Dawn Drescher comments on Davidad’s Bold Plan for Alignment: An In-Depth Explanation

Dawn Drescher 23 Nov 2023 12:59 UTC
1 point
0
Thanks so much for the summary! I’m wondering how this system could be bootstrapped in the industry using less powerful but current-levels-of-general AIs. Building a proof of concept using a Super Mario world is one thing, but what I would find more interesting is a version of the system that can make probabilistic safety guarantees for something like AutoGPT so that it is immediately useful and thus more likely to catch on.
What I’m thinking of here seems to me a lot like ARC Evals with probably somewhat different processes. Humans doing tasks that should, in the end, be automated. But that’s just how I currently imagine it after a few minutes of thinking about it. Would something like that be so far from OAA to be uninformative toward the goal of testing, refining, and bootstrapping the system?

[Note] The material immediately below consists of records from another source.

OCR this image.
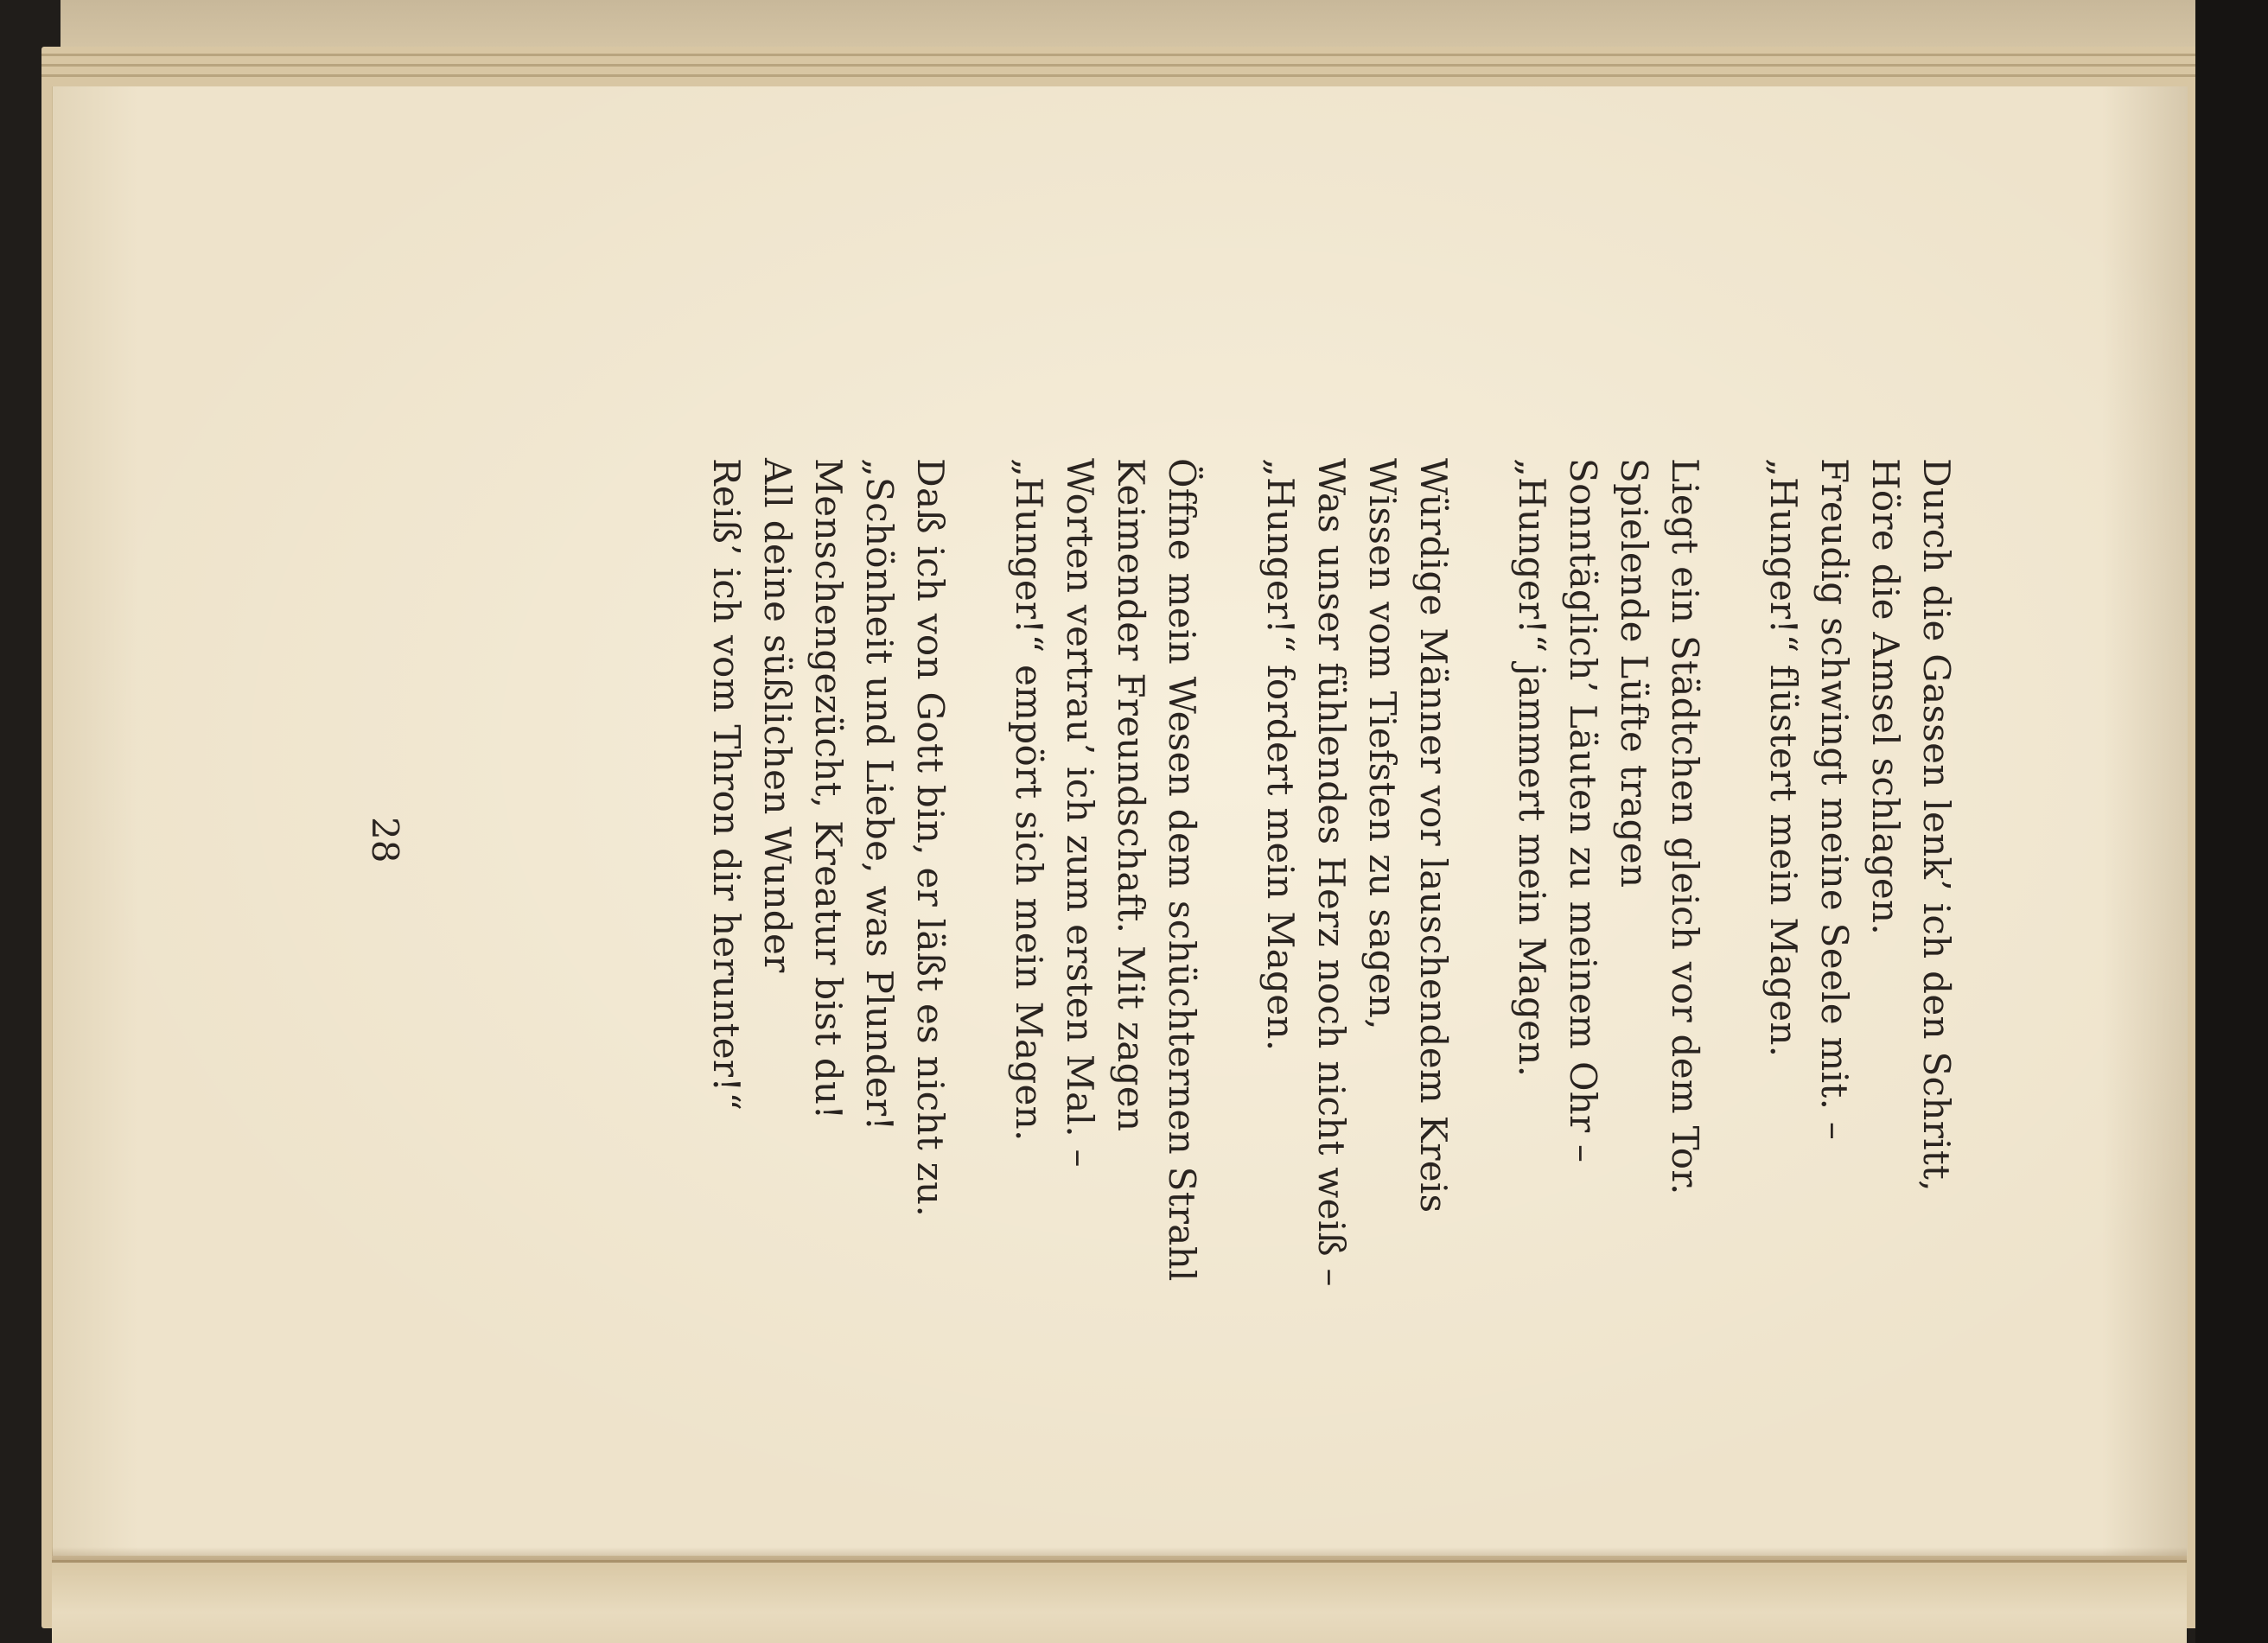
Durch die Gassen lenk’ ich den Schritt,
Höre die Amsel schlagen.
Freudig schwingt meine Seele mit. –
„Hunger!“ flüstert mein Magen.
Liegt ein Städtchen gleich vor dem Tor.
Spielende Lüfte tragen
Sonntäglich’ Läuten zu meinem Ohr –
„Hunger!“ jammert mein Magen.
Würdige Männer vor lauschendem Kreis
Wissen vom Tiefsten zu sagen,
Was unser fühlendes Herz noch nicht weiß –
„Hunger!“ fordert mein Magen.
Öffne mein Wesen dem schüchternen Strahl
Keimender Freundschaft. Mit zagen
Worten vertrau’ ich zum ersten Mal. –
„Hunger!“ empört sich mein Magen.
Daß ich von Gott bin, er läßt es nicht zu.
„Schönheit und Liebe, was Plunder!
Menschengezücht, Kreatur bist du!
All deine süßlichen Wunder
Reiß’ ich vom Thron dir herunter!“
28
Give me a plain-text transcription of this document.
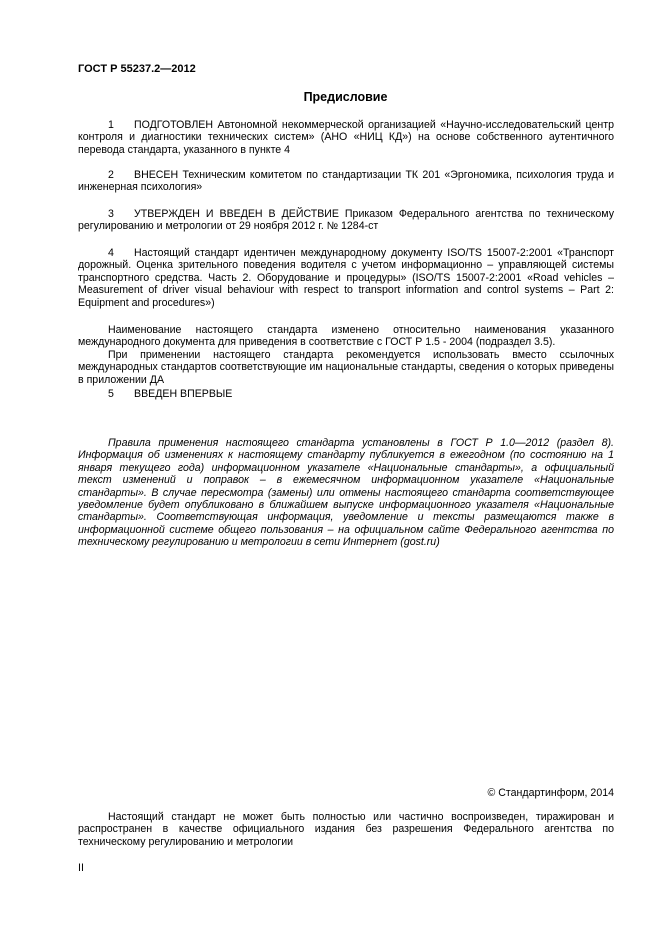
ГОСТ Р 55237.2—2012
Предисловие
1 ПОДГОТОВЛЕН Автономной некоммерческой организацией «Научно-исследовательский центр контроля и диагностики технических систем» (АНО «НИЦ КД») на основе собственного аутентичного перевода стандарта, указанного в пункте 4
2 ВНЕСЕН Техническим комитетом по стандартизации ТК 201 «Эргономика, психология труда и инженерная психология»
3 УТВЕРЖДЕН И ВВЕДЕН В ДЕЙСТВИЕ Приказом Федерального агентства по техническому регулированию и метрологии от 29 ноября 2012 г. № 1284-ст
4 Настоящий стандарт идентичен международному документу ISO/TS 15007-2:2001 «Транспорт дорожный. Оценка зрительного поведения водителя с учетом информационно – управляющей системы транспортного средства. Часть 2. Оборудование и процедуры» (ISO/TS 15007-2:2001 «Road vehicles – Measurement of driver visual behaviour with respect to transport information and control systems – Part 2: Equipment and procedures»)
Наименование настоящего стандарта изменено относительно наименования указанного международного документа для приведения в соответствие с ГОСТ Р 1.5 - 2004 (подраздел 3.5).
При применении настоящего стандарта рекомендуется использовать вместо ссылочных международных стандартов соответствующие им национальные стандарты, сведения о которых приведены в приложении ДА
5 ВВЕДЕН ВПЕРВЫЕ
Правила применения настоящего стандарта установлены в ГОСТ Р 1.0—2012 (раздел 8). Информация об изменениях к настоящему стандарту публикуется в ежегодном (по состоянию на 1 января текущего года) информационном указателе «Национальные стандарты», а официальный текст изменений и поправок – в ежемесячном информационном указателе «Национальные стандарты». В случае пересмотра (замены) или отмены настоящего стандарта соответствующее уведомление будет опубликовано в ближайшем выпуске информационного указателя «Национальные стандарты». Соответствующая информация, уведомление и тексты размещаются также в информационной системе общего пользования – на официальном сайте Федерального агентства по техническому регулированию и метрологии в сети Интернет (gost.ru)
© Стандартинформ, 2014
Настоящий стандарт не может быть полностью или частично воспроизведен, тиражирован и распространен в качестве официального издания без разрешения Федерального агентства по техническому регулированию и метрологии
II
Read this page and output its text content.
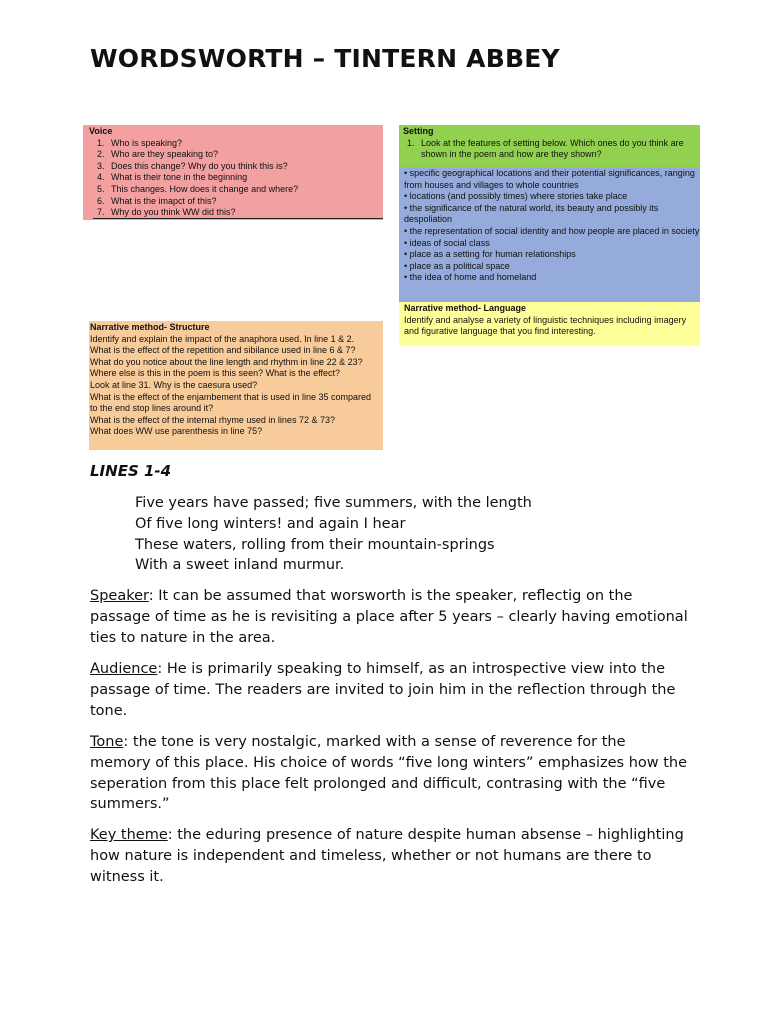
WORDSWORTH – TINTERN ABBEY
Voice
1. Who is speaking?
2. Who are they speaking to?
3. Does this change? Why do you think this is?
4. What is their tone in the beginning
5. This changes. How does it change and where?
6. What is the imapct of this?
7. Why do you think WW did this?
Setting
1. Look at the features of setting below. Which ones do you think are shown in the poem and how are they shown?
• specific geographical locations and their potential significances, ranging from houses and villages to whole countries
• locations (and possibly times) where stories take place
• the significance of the natural world, its beauty and possibly its despoliation
• the representation of social identity and how people are placed in society
• ideas of social class
• place as a setting for human relationships
• place as a political space
• the idea of home and homeland
Narrative method- Language

Identify and analyse a variety of linguistic techniques including imagery and figurative language that you find interesting.

Narrative method- Structure
Identify and explain the impact of the anaphora used. In line 1 & 2.
What is the effect of the repetition and sibilance used in line 6 & 7?
What do you notice about the line length and rhythm in line 22 & 23?
Where else is this in the poem is this seen? What is the effect?
Look at line 31. Why is the caesura used?
What is the effect of the enjambement that is used in line 35 compared
to the end stop lines around it?
What is the effect of the internal rhyme used in lines 72 & 73?
What does WW use parenthesis in line 75?
LINES 1-4
Five years have passed; five summers, with the length
Of five long winters! and again I hear
These waters, rolling from their mountain-springs
With a sweet inland murmur.

Speaker: It can be assumed that worsworth is the speaker, reflectig on the passage of time as he is revisiting a place after 5 years – clearly having emotional ties to nature in the area.

Audience: He is primarily speaking to himself, as an introspective view into the passage of time. The readers are invited to join him in the reflection through the tone.

Tone: the tone is very nostalgic, marked with a sense of reverence for the memory of this place. His choice of words “five long winters” emphasizes how the seperation from this place felt prolonged and difficult, contrasing with the “five summers.”

Key theme: the eduring presence of nature despite human absense – highlighting how nature is independent and timeless, whether or not humans are there to witness it.
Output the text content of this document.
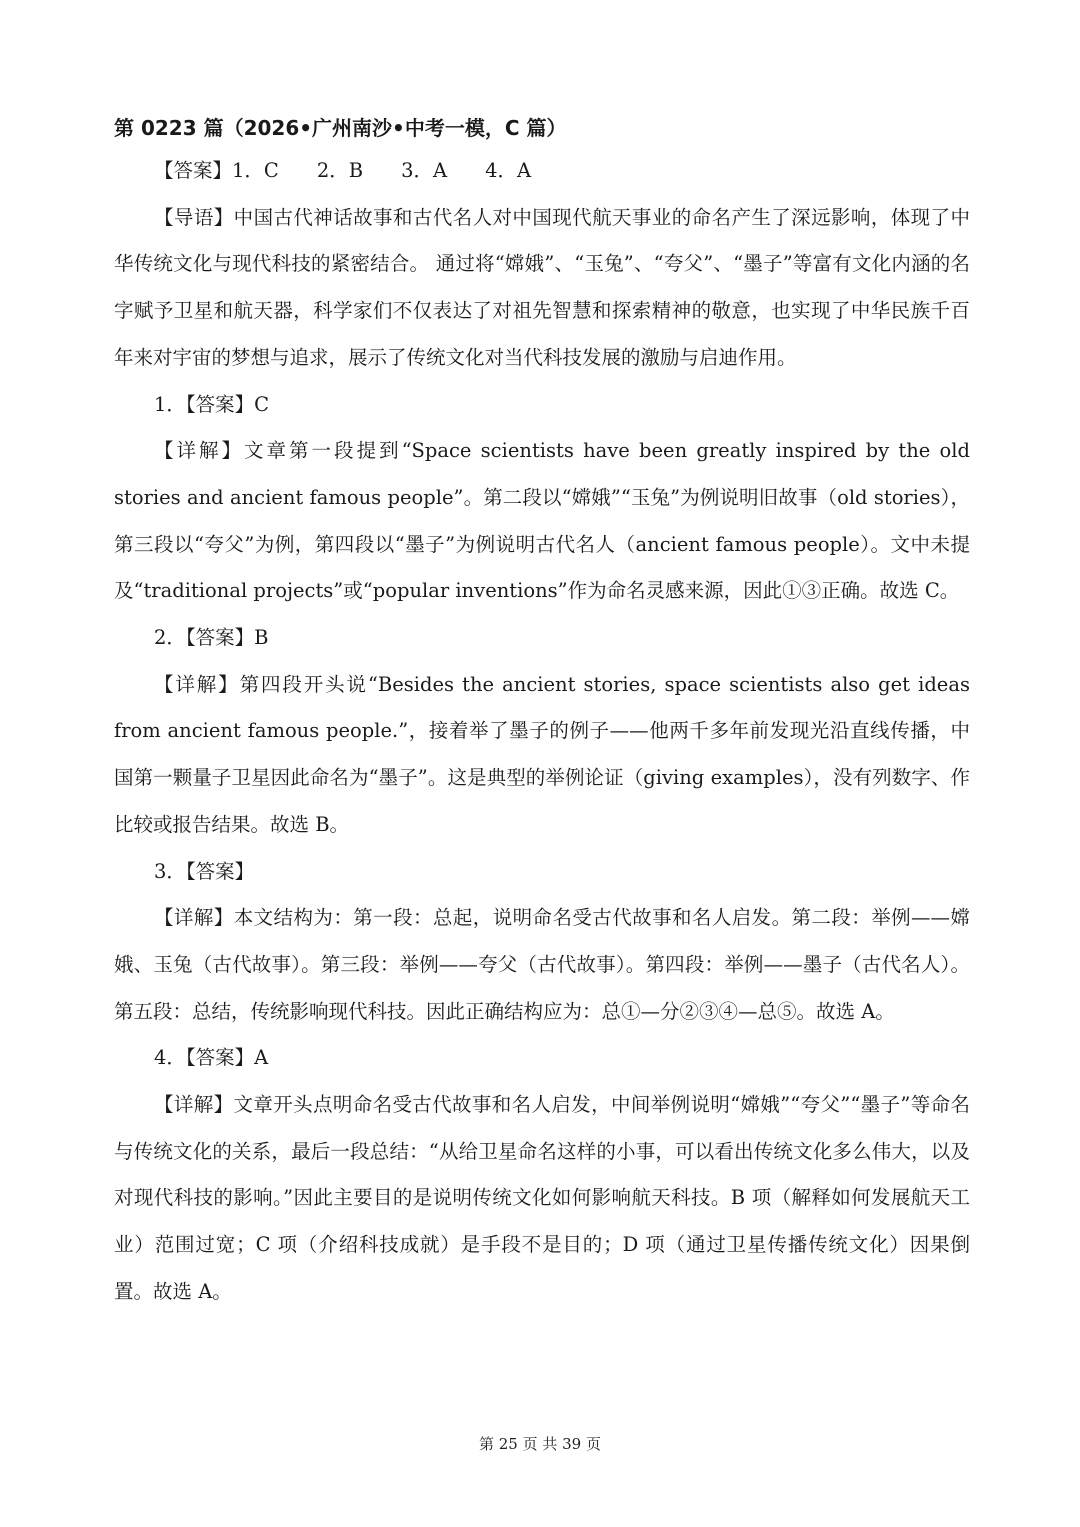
第 0223 篇（2026•广州南沙•中考一模，C 篇）

【答案】1．C 2．B 3．A 4．A

【导语】中国古代神话故事和古代名人对中国现代航天事业的命名产生了深远影响，体现了中华传统文化与现代科技的紧密结合。 通过将“嫦娥”、“玉兔”、“夸父”、“墨子”等富有文化内涵的名字赋予卫星和航天器，科学家们不仅表达了对祖先智慧和探索精神的敬意，也实现了中华民族千百年来对宇宙的梦想与追求，展示了传统文化对当代科技发展的激励与启迪作用。

1．【答案】C

【详解】文章第一段提到“Space scientists have been greatly inspired by the old stories and ancient famous people”。第二段以“嫦娥”“玉兔”为例说明旧故事（old stories），第三段以“夸父”为例，第四段以“墨子”为例说明古代名人（ancient famous people）。文中未提及“traditional projects”或“popular inventions”作为命名灵感来源，因此①③正确。故选 C。

2．【答案】B

【详解】第四段开头说“Besides the ancient stories, space scientists also get ideas from ancient famous people.”，接着举了墨子的例子——他两千多年前发现光沿直线传播，中国第一颗量子卫星因此命名为“墨子”。这是典型的举例论证（giving examples），没有列数字、作比较或报告结果。故选 B。

3．【答案】

【详解】本文结构为：第一段：总起，说明命名受古代故事和名人启发。第二段：举例——嫦娥、玉兔（古代故事）。第三段：举例——夸父（古代故事）。第四段：举例——墨子（古代名人）。第五段：总结，传统影响现代科技。因此正确结构应为：总①—分②③④—总⑤。故选 A。

4．【答案】A

【详解】文章开头点明命名受古代故事和名人启发，中间举例说明“嫦娥”“夸父”“墨子”等命名与传统文化的关系，最后一段总结：“从给卫星命名这样的小事，可以看出传统文化多么伟大，以及对现代科技的影响。”因此主要目的是说明传统文化如何影响航天科技。B 项（解释如何发展航天工业）范围过宽；C 项（介绍科技成就）是手段不是目的；D 项（通过卫星传播传统文化）因果倒置。故选 A。

第 25 页 共 39 页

Unrelated: Developing a new language for the purpose of the world modeling would introduce a lot of potential for bugs and there’d be no ecosystem of libraries. If the language is a big improvement over other functional languages, has good marketing, and is widely used in the industry, then that could change over the course of ~5 years – the bugs would largely get found and an ecosystem might develop – but that seems very hard, slow, risky, and expensive to pull off. Maybe Haskell could do the trick too? I’ve done some correctness proofs of simple Haskell programs at the university, and it was quite enjoyable.